My son, Allan, was surprised to find a one-pound package of wild caught salmon at Wal-Mart on a recent visit to Troy, Ala. It was a boneless fillet with the skin removed. He surmised it was pink or chum. The price was $3.98.
The label said, "Product of China." That gave Allan a jolt, because he thought the salmon was probably caught by Alaska fishermen. We later learned that the source was either Alaska or the Japanese island of Hokkaido where there is a major run of chum salmon.
The salmon business has always had an international character. Prior to World War II, king salmon were shipped to Europe for the lox trade and Great Britain has always been a major market for canned sockeye salmon. In more recent times, hundreds of millions of pounds of sockeye have been shipped to Japan, and salmon eggs have gone to Japan and to Europe.
Last Friday, over a cup of coffee at Heritage, Allan and I had a fascinating talk with one of the major fish buyers in Southeast Alaska.
His name is Edward Bahrt. He runs the Pelican Cold Storage under a lease from Kake Tribal Corp.
Bahrt was born in 1955 in Sitka. His first job was with a good friend of mine, Dean Kayler, of Swiftsure Fisheries in Seattle. Bahrt goes back a long way in Pelican. His dad and uncle helped build the cold storage when construction started in 1939.
Last season, he bought troll-caught silver and king salmon and also had packers at Taku and Lynn Canal. He produced about a million pounds of dressed head-off and gutted pinks and chums.
It's miraculous how effective the transportation system has become. When Bahrt needs to make a shipment he contacts an ocean-going barge from Alaska Marine Lines that makes regular runs between Seattle and the Anchorage area. The barge comes into Lisianski Inlet, ties up, and with a giant forklift, positions an empty van on the dock. In an hour's time Bahrt's crew fills it up with pinks or chums packed in 1,000-pound cardboard totes. Each van holds about 40,000 pounds.
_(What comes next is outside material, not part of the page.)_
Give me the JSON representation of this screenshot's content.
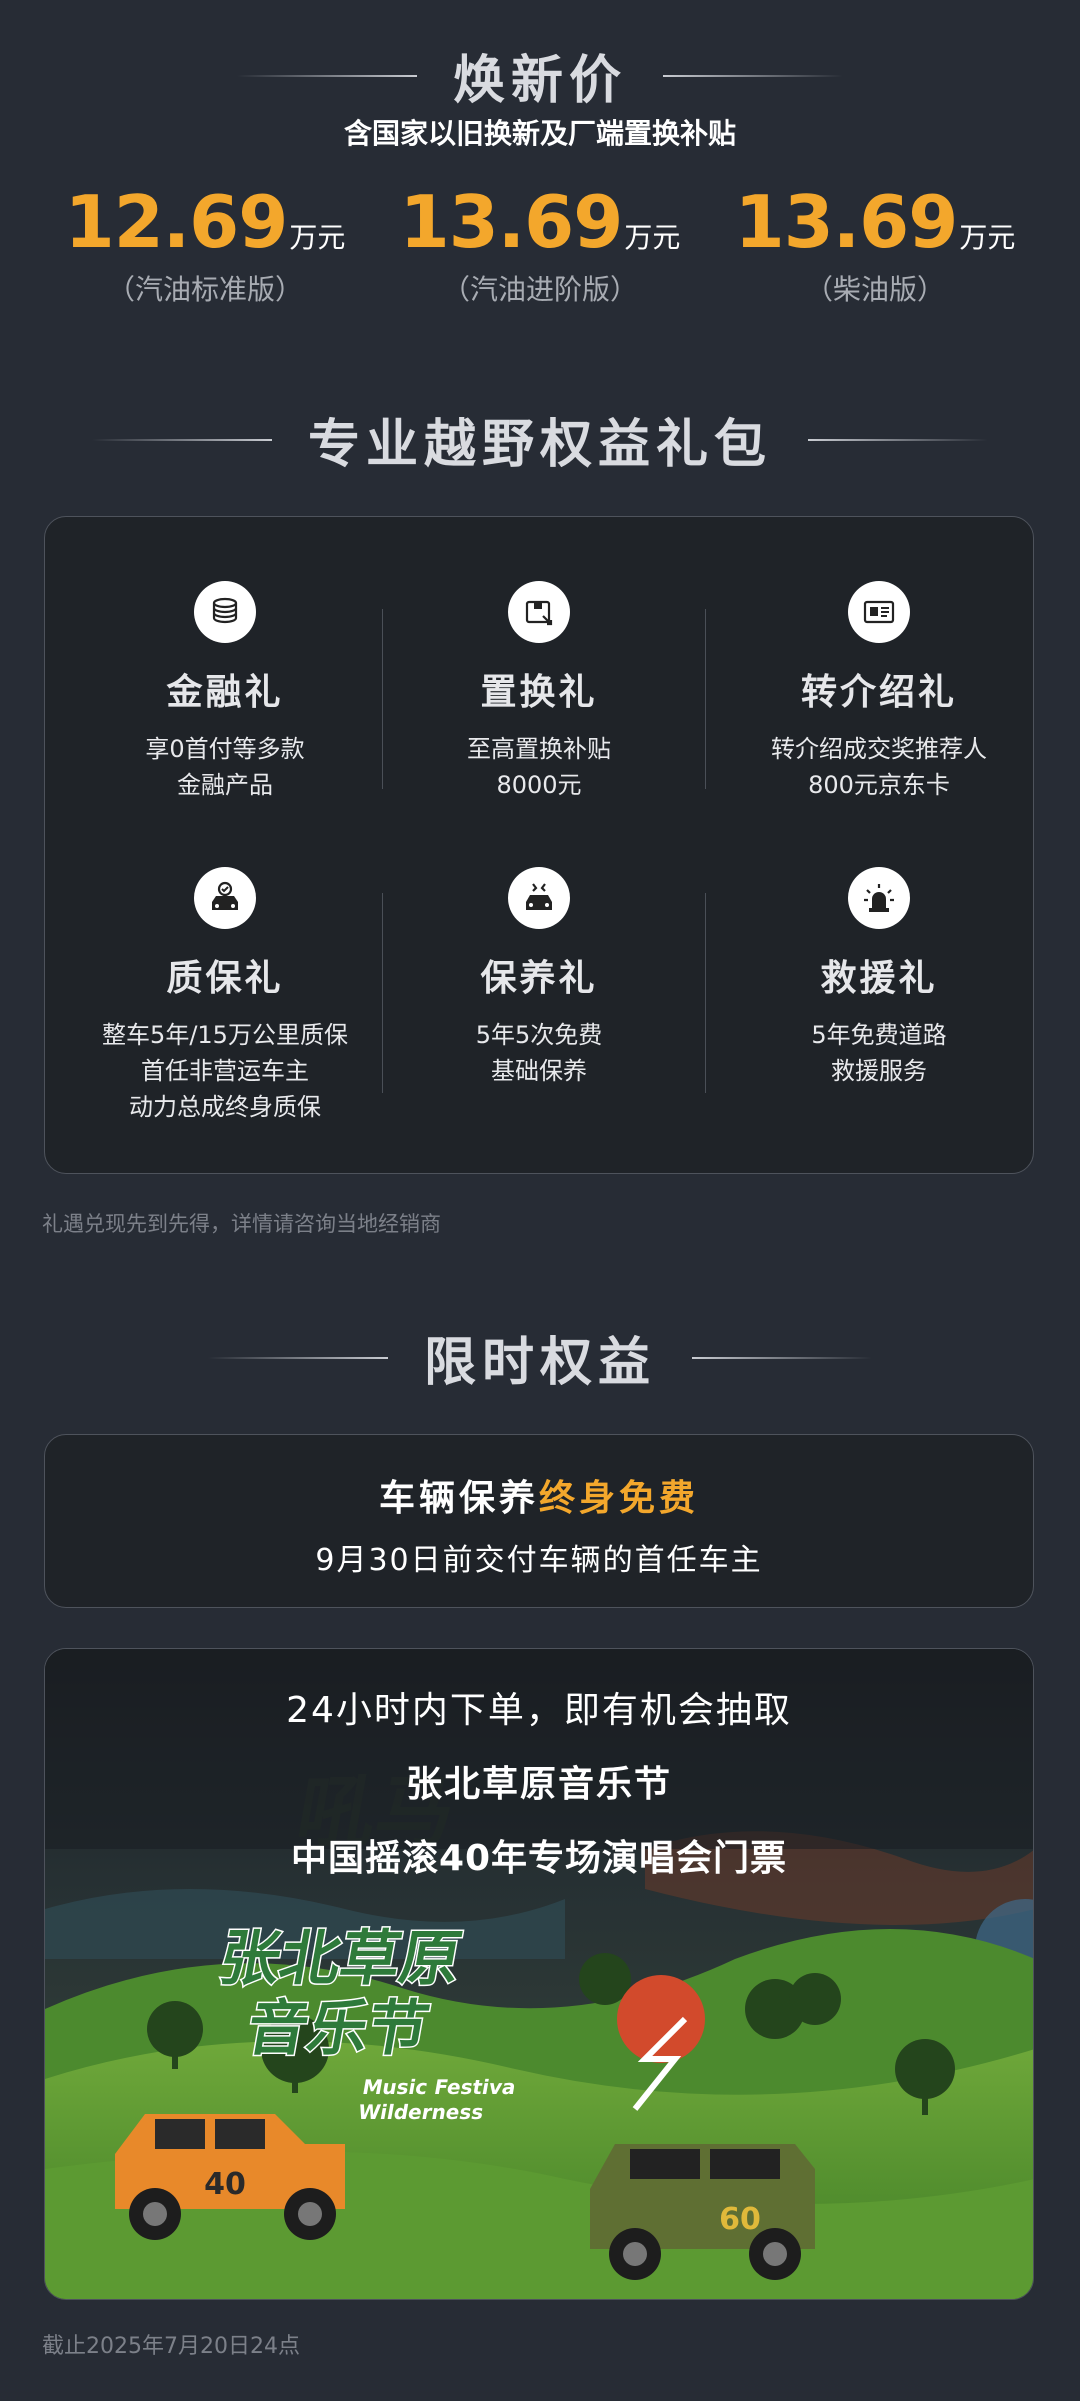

The destination is Qingdao, on the southern coast of China. This same van goes all the way to China, although transferred by Alaska Marine Lines to an ocean going ship in Seattle.
While Bahrt sells his pinks and chums to the Chinese, some American processors have their own affiliated plants in China. The finished product goes to stores across the United States and Europe. Spain is a big market. Spain even imports headed and gutted pinks and chums from Alaska and reprocesses them in the same manner as the Chinese.
Although not as involved in such the grand international scheme of things, I remember when just starting in the fish business in 1963, I had taken over my father's company begun on the Juneau docks in 1927, that I made some shipments of king salmon to Paris, France.
The buyer himself visited Juneau, and he told me how during World War II, he had led a harrowing life spent entirely in France, fleeing the Nazis and the Gestapo, because of his Jewish faith. He said he had to use four or five different passports.
Lifelong Alaskan Elton Engstrom is a retired fish buyer, lawyer and legislator (1964-70) who lives in Juneau.